His mind could barely process this notion, and his anger was swamped by incredulity: John Seton with a loaded rifle in the trunk of his Volvo. Was it possible it was there because one of his clients-that endless, frightening parade of alcoholics and thugs and drug dealers-was angry at him? Did John feel the need to protect himself? But if that were the case, wouldn’t he use a handgun?
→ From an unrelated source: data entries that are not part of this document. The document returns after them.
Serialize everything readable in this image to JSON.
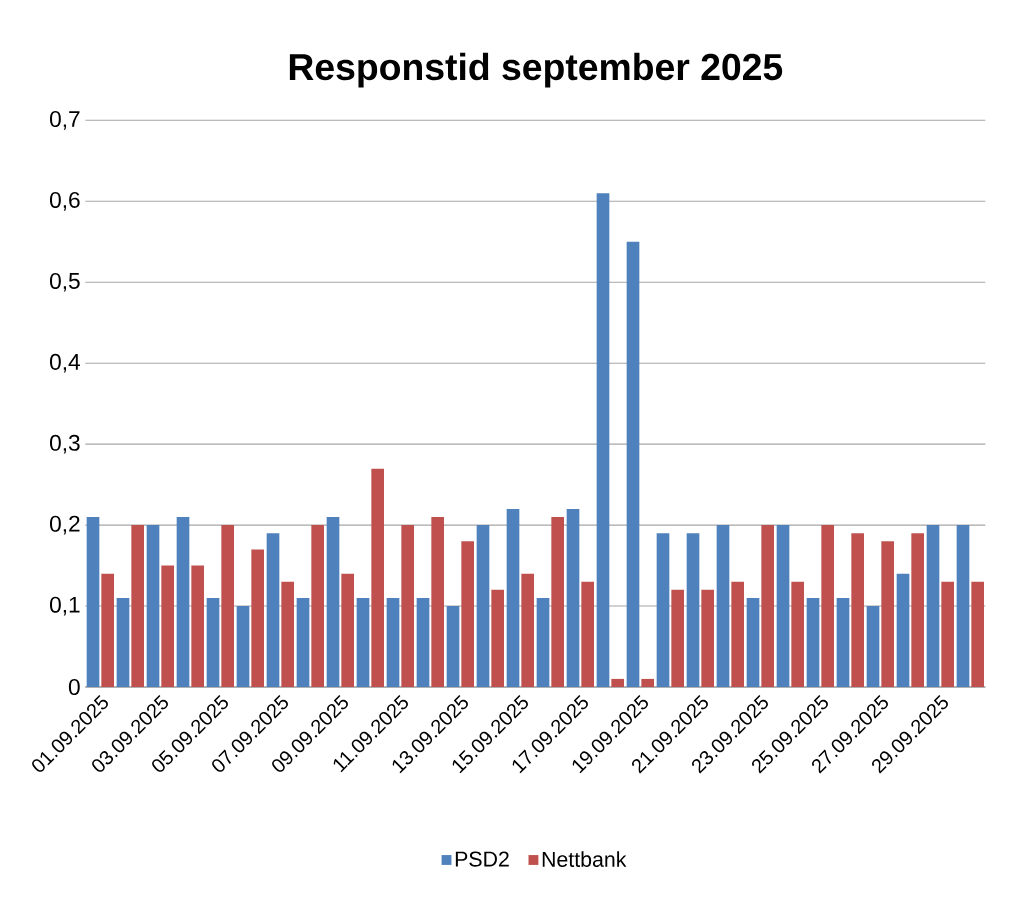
{
  "chart_data": {
    "type": "bar",
    "title": "Responstid september 2025",
    "categories": [
      "01.09.2025",
      null,
      "03.09.2025",
      null,
      "05.09.2025",
      null,
      "07.09.2025",
      null,
      "09.09.2025",
      null,
      "11.09.2025",
      null,
      "13.09.2025",
      null,
      "15.09.2025",
      null,
      "17.09.2025",
      null,
      "19.09.2025",
      null,
      "21.09.2025",
      null,
      "23.09.2025",
      null,
      "25.09.2025",
      null,
      "27.09.2025",
      null,
      "29.09.2025",
      null
    ],
    "series": [
      {
        "name": "PSD2",
        "color": "#4f81bd",
        "values": [
          0.21,
          0.11,
          0.2,
          0.21,
          0.11,
          0.1,
          0.19,
          0.11,
          0.21,
          0.11,
          0.11,
          0.11,
          0.1,
          0.2,
          0.22,
          0.11,
          0.22,
          0.61,
          0.55,
          0.19,
          0.19,
          0.2,
          0.11,
          0.2,
          0.11,
          0.11,
          0.1,
          0.14,
          0.2,
          0.2
        ]
      },
      {
        "name": "Nettbank",
        "color": "#c0504d",
        "values": [
          0.14,
          0.2,
          0.15,
          0.15,
          0.2,
          0.17,
          0.13,
          0.2,
          0.14,
          0.27,
          0.2,
          0.21,
          0.18,
          0.12,
          0.14,
          0.21,
          0.13,
          0.01,
          0.01,
          0.12,
          0.12,
          0.13,
          0.2,
          0.13,
          0.2,
          0.19,
          0.18,
          0.19,
          0.13,
          0.13
        ]
      }
    ],
    "ylim": [
      0,
      0.7
    ],
    "yticks": [
      {
        "value": 0,
        "label": "0"
      },
      {
        "value": 0.1,
        "label": "0,1"
      },
      {
        "value": 0.2,
        "label": "0,2"
      },
      {
        "value": 0.3,
        "label": "0,3"
      },
      {
        "value": 0.4,
        "label": "0,4"
      },
      {
        "value": 0.5,
        "label": "0,5"
      },
      {
        "value": 0.6,
        "label": "0,6"
      },
      {
        "value": 0.7,
        "label": "0,7"
      }
    ],
    "grid": "y",
    "legend": "bottom"
  }
}
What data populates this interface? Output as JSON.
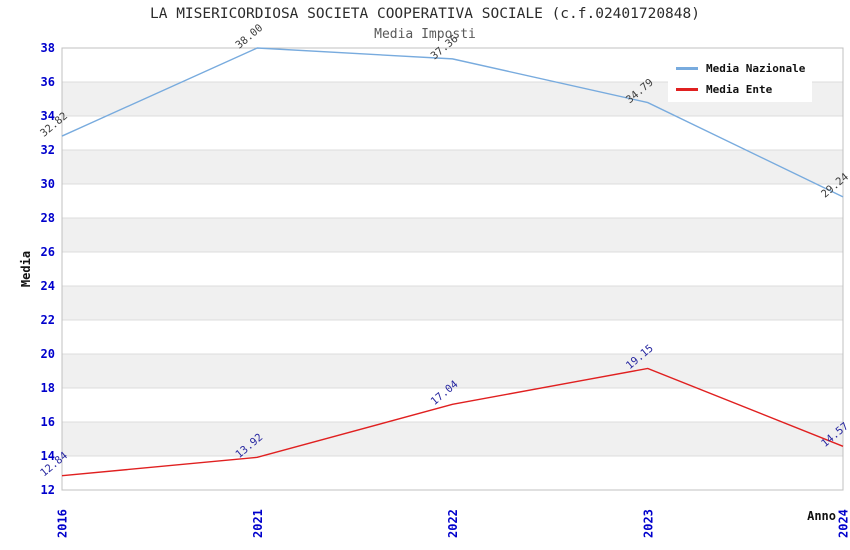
{
  "chart_data": {
    "type": "line",
    "title": "LA MISERICORDIOSA SOCIETA COOPERATIVA SOCIALE (c.f.02401720848)",
    "subtitle": "Media Imposti",
    "xlabel": "Anno",
    "ylabel": "Media",
    "x_categories": [
      "2016",
      "2021",
      "2022",
      "2023",
      "2024"
    ],
    "series": [
      {
        "name": "Media Nazionale",
        "color": "#78abde",
        "label_color": "#3c3c3c",
        "values": [
          32.82,
          38.0,
          37.36,
          34.79,
          29.24
        ],
        "labels": [
          "32.82",
          "38.00",
          "37.36",
          "34.79",
          "29.24"
        ]
      },
      {
        "name": "Media Ente",
        "color": "#e02020",
        "label_color": "#2626a0",
        "values": [
          12.84,
          13.92,
          17.04,
          19.15,
          14.57
        ],
        "labels": [
          "12.84",
          "13.92",
          "17.04",
          "19.15",
          "14.57"
        ]
      }
    ],
    "ylim": [
      12,
      38
    ],
    "ytick_step": 2,
    "yticks": [
      12,
      14,
      16,
      18,
      20,
      22,
      24,
      26,
      28,
      30,
      32,
      34,
      36,
      38
    ],
    "grid": true,
    "legend_position": "upper right",
    "band_color": "#f0f0f0",
    "gridline_color": "#dcdcdc",
    "frame_color": "#c0c0c0",
    "tick_label_color": "#0000cc"
  }
}
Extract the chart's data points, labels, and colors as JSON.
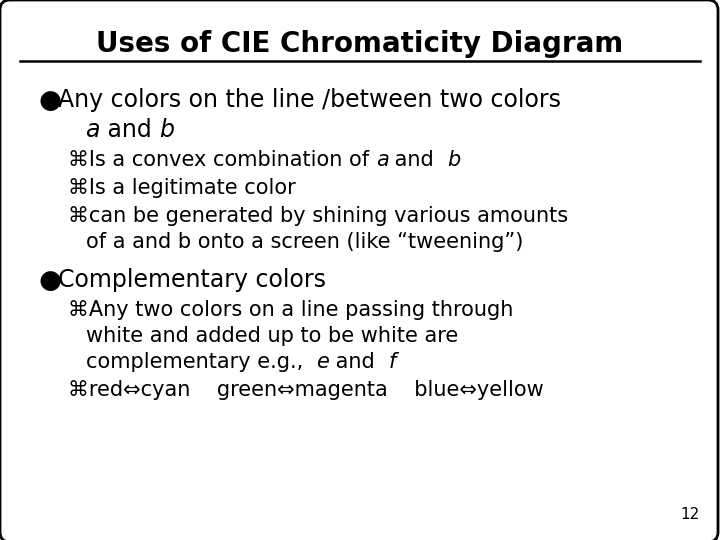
{
  "title": "Uses of CIE Chromaticity Diagram",
  "background_color": "#ffffff",
  "border_color": "#000000",
  "text_color": "#000000",
  "slide_number": "12",
  "bullet_sym": "●",
  "sub_sym": "⌘",
  "line1": "Any colors on the line /between two colors",
  "line2_pre": "  ",
  "line2_a": "a",
  "line2_mid": " and ",
  "line2_b": "b",
  "sub1_pre": "Is a convex combination of ",
  "sub1_a": "a",
  "sub1_mid": " and  ",
  "sub1_b": "b",
  "sub2": "Is a legitimate color",
  "sub3a": "can be generated by shining various amounts",
  "sub3b": "of a and b onto a screen (like “tweening”)",
  "b2_main": "Complementary colors",
  "sb1a": "Any two colors on a line passing through",
  "sb1b": "white and added up to be white are",
  "sb1c_pre": "complementary e.g.,  ",
  "sb1c_e": "e",
  "sb1c_mid": " and  ",
  "sb1c_f": "f",
  "sb2": "red⇔cyan    green⇔magenta    blue⇔yellow"
}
Besides, what good would a rifle do John if he kept it stowed in the trunk of his car?
“Why?”
“Why was it loaded?”
“Why was… it… there?”
“My brother is a deer hunter. Was, I guess. I believe he’s done now.”
He noticed the light by the side of his bed was changing again, not unlike the way it had in the middle of the night: There was a shadow there now. It was his daughter-their daughter-returning from the hallway. Her cheeks glistened with moisture and he wanted more than anything to reach out and pull her to him. But he couldn’t. She wiped her nose with the back of her hand and tried to smile. Then she nuzzled pathetically against her mother, her shoulders lurching up with one final sob.
CHARLOTTE WASN’T SURE where she’d first learned about cutting-a movie, a Web site, a conversation between older girls she’d overheard-but she did know that the word had come to her today in the hospital elevator. A doctor had used it, though clearly not in the context she had in mind. Mutilation.
When she’d been a toddler, apparently, she would sometimes send herself to the timeout chair after she had misbehaved. She had no memory of doing this, but her parents sometimes joked about it. Of all the things to outgrow, why did she have to stop disciplining herself in so adorable a fashion?
Well, she thought now, perhaps I didn’t. Perhaps I just… evolved.
It was night and so she pulled down the shade in the bathroom window in case someone was out walking. Maybe Grandmother bringing in the dog. Maybe her mother or her uncle pacing. Talking about her father. About her. Then she got out the Band-Aids and the Bactine-the key was to cut yourself, not give yourself tetanus or some gross infection-and those old-fashioned razor blades she found in Grandmother’s medicine chest. She pulled her nightgown above her waist on the toilet, the lid cold even through her cotton underwear, and spread her legs. She stared for a long moment at the line of her tan, at the down bleached almost white by the sun.
This was going to be more complicated than she thought, because she had to do this in a spot that no one could see-such as the insides of her thighs. But Grandmother would continue dragging her to the club or Echo Lake as her dad convalesced, which meant she was going to have to wear a bathing suit. This ruled out her legs. Quickly she pulled off her underpants and stared at the patch of dark pubic hair and at the outline of her pelvic bone. There wasn’t room there, either, she realized.
Her stomach, however, was another story. If she wore only her Speedo tank suit for the rest of the summer, instead of her bikini, she could slice up her belly as much as she wanted and no one ever would know.
With the hem of her nightgown in her teeth, she stared for a long moment at the skin around her navel. Then she sprayed some Bactine in a line just beside it and pressed the razor against her flesh with her thumb. She was crying, though not from pain. She would have to saw or slice at the skin-or press much harder-to feel pain. She guessed she was crying yet again because of what she had done, and how she was reduced by it to… to this. Well, she deserved it, didn’t she? She pushed the edge deeper into her lower abdomen and then twisted her fingers. Reflexively she yelped, as a tiny red filigree the length of the blade filled quickly with blood. For a long moment she watched it bleed-the raspberry fluid dribbled down her hip and into the crevice between her legs, some getting caught in the thatch of curling hair there-and then abruptly she stood up on her toes and leaned over the sink.